Holy Trinity is a tiny brick building which I took to be Victorian but which is actually C18th. Normally I'd write a church like this off but I really liked it, perhaps because it was open.

HOLY TRINITY. Close to the mud-flats of the estuary of the river Crouch. C18, brick, with arched windows, and a bell-turret. The W side altered with half timbering and pebble-dash in 1890.

East window (1)

East window (2)

East window (3)

Arthur either disregarded it or missed it.

Simon K -

I was heading down from Stow Maries church to the Crouch estuary, and it hadn't occured to me that the road my tiny lane would shoot me out onto was the main road between Burnham-on-Crouch and the rest of the world. I was only on it for a mile or so, but it was a relief to get off into North Fambridge.
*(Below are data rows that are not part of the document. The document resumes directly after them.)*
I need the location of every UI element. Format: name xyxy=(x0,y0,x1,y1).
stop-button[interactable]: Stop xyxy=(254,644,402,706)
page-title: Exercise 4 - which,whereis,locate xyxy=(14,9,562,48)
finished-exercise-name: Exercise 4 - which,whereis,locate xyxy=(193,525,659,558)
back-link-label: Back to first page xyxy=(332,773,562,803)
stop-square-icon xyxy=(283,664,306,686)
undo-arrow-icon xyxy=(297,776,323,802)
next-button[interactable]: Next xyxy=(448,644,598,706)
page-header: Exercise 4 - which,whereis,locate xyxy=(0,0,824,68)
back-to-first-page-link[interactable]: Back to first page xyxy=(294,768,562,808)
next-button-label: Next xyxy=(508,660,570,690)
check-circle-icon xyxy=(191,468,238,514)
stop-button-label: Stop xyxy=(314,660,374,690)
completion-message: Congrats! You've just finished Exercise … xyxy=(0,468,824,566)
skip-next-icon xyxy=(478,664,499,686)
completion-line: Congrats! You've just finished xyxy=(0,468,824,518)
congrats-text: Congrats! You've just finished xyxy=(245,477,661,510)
Open. A tiny church, all in brick, built in one go in the 1760s, and thus with large Georgian windows and a clean classical feel inside.
Otherwise, entirely in the traditional rural Essex style (QV). The simplicity is a perfect setting for an absolute riot of a window by Marion Grant (1964) depicting a mildly hysterical lamb with a flag - fabulous stuff, full of excitement and confidence.
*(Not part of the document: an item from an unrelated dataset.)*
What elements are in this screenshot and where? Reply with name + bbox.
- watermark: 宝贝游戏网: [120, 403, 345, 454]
The church is set among comfortable houses but actually in the grounds of the hall. North Fambridge itself is a surprisingly large village. It ends in the mudflats of the Crouch, an enchanting spot and what Betjeman might have been thinking of when he wrote

Far Essex, – fifty miles away
The level wastes of sucking mud
Where distant barges high with hay
Come sailing in upon the flood.


The name is a puzzle. South Fambridge is on the far side of the river, which is a quarter of a mile wide at this point, so there can never have been a bridge. I stood for a while just listening to the curlews, and then headed back in land. I was in for the hardest test of the day, because this road climbs and climbs towards the ridge that runs up the middle of the peninsula, and I felt it something of an achievement to climb the ridge without stopping to Cold Norton.